I am trying out the new clickhouse lightweight deletes, which deletes rows on the next merge but asynchronously 'marks' them immediately so that they are not shown in subsequent queries.

The guide i am following is here: https://clickhouse.com/docs/en/sql-reference/statements/delete/

But this doesn't seem to be happening as expected. After deletion it takes about 2-3 minutes before my returned queries are excluded from the results. am I missing something here?

E.g.

I have a collapsingMergeTree table called 'tests' with the following three rows:

Id name
syGGJVGETbzKMkayoYYaAg kieren
wFhZdsdjf1xmcHGqK1CQQf mike
abfZrhYkiafg7qr9jAwseG peter

I attempt to run

DELETE FROM test WHERE Id = 'syGGJVGETbzKMkayoYYaAg' SETTINGS allow_experimental_lightweight_delete=1;

// OR

SET allow_experimental_lightweight_delete=1;
DELETE FROM test WHERE Id = 'syGGJVGETbzKMkayoYYaAg' 

However when I run the query I still get the deleted record in results, until about 5 minutes later.

I am using the clickhouse docker image (clickhouse/clickhouse-server) for my tests locally.

Thanks in advance for your help.

--- what did you try ---

Tried the documents code and expected that the results would be hidden immediately and deleted on the background as the page indicates so.

Please let me know if I am doing anything wrong or missing something

1

There are 1 best solutions below

0
Denny Crane On

DELETE FROM test is async by default. Not only process of deletion but DELETE itself as well.

you can use mutations_sync=2:

DELETE FROM test 
WHERE Id = 'syGGJVGETbzKMkayoYYaAg' 
SETTINGS allow_experimental_lightweight_delete=1, mutations_sync=2;

It makes your delete synchronous.

( this behaviour was changed today BTW https://github.com/ClickHouse/ClickHouse/pull/44718 )

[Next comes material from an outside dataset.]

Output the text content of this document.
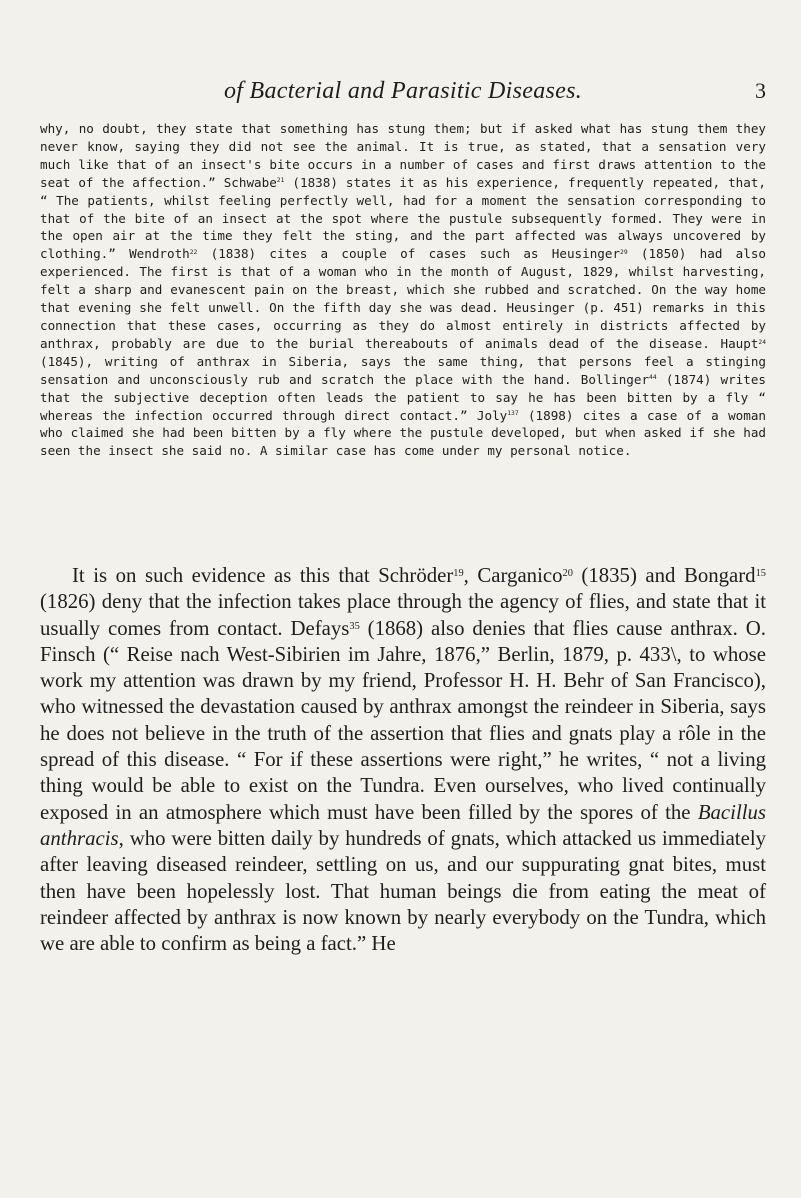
of Bacterial and Parasitic Diseases.	3

why, no doubt, they state that something has stung them; but if asked what has stung them they never know, saying they did not see the animal. It is true, as stated, that a sensation very much like that of an insect's bite occurs in a number of cases and first draws attention to the seat of the affection.” Schwabe$^{21}$ (1838) states it as his experience, frequently repeated, that, “ The patients, whilst feeling perfectly well, had for a moment the sensation corresponding to that of the bite of an insect at the spot where the pustule subsequently formed. They were in the open air at the time they felt the sting, and the part affected was always uncovered by clothing.” Wendroth$^{22}$ (1838) cites a couple of cases such as Heusinger$^{29}$ (1850) had also experienced. The first is that of a woman who in the month of August, 1829, whilst harvesting, felt a sharp and evanescent pain on the breast, which she rubbed and scratched. On the way home that evening she felt unwell. On the fifth day she was dead. Heusinger (p. 451) remarks in this connection that these cases, occurring as they do almost entirely in districts affected by anthrax, probably are due to the burial thereabouts of animals dead of the disease. Haupt$^{24}$ (1845), writing of anthrax in Siberia, says the same thing, that persons feel a stinging sensation and unconsciously rub and scratch the place with the hand. Bollinger$^{44}$ (1874) writes that the subjective deception often leads the patient to say he has been bitten by a fly “ whereas the infection occurred through direct contact.” Joly$^{137}$ (1898) cites a case of a woman who claimed she had been bitten by a fly where the pustule developed, but when asked if she had seen the insect she said no. A similar case has come under my personal notice.

It is on such evidence as this that Schröder$^{19}$, Carganico$^{20}$ (1835) and Bongard$^{15}$ (1826) deny that the infection takes place through the agency of flies, and state that it usually comes from contact. Defays$^{35}$ (1868) also denies that flies cause anthrax. O. Finsch (“ Reise nach West-Sibirien im Jahre, 1876,” Berlin, 1879, p. 433\, to whose work my attention was drawn by my friend, Professor H. H. Behr of San Francisco), who witnessed the devastation caused by anthrax amongst the reindeer in Siberia, says he does not believe in the truth of the assertion that flies and gnats play a rôle in the spread of this disease. “ For if these assertions were right,” he writes, “ not a living thing would be able to exist on the Tundra. Even ourselves, who lived continually exposed in an atmosphere which must have been filled by the spores of the Bacillus anthracis, who were bitten daily by hundreds of gnats, which attacked us immediately after leaving diseased reindeer, settling on us, and our suppurating gnat bites, must then have been hopelessly lost. That human beings die from eating the meat of reindeer affected by anthrax is now known by nearly everybody on the Tundra, which we are able to confirm as being a fact.” He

So currently you run DELETE FROM test ... it returns control immediately and does nothing!!! except it creates a mutation. This mutation asynchronously in the background changes the invisible column _deleted for rows matching WHERE condition, this process can take seconds, minutes, hours, days. After that your selects will not see these rows. After that eventually OR NEVER the marked rows will be deleted during merges, this can take months.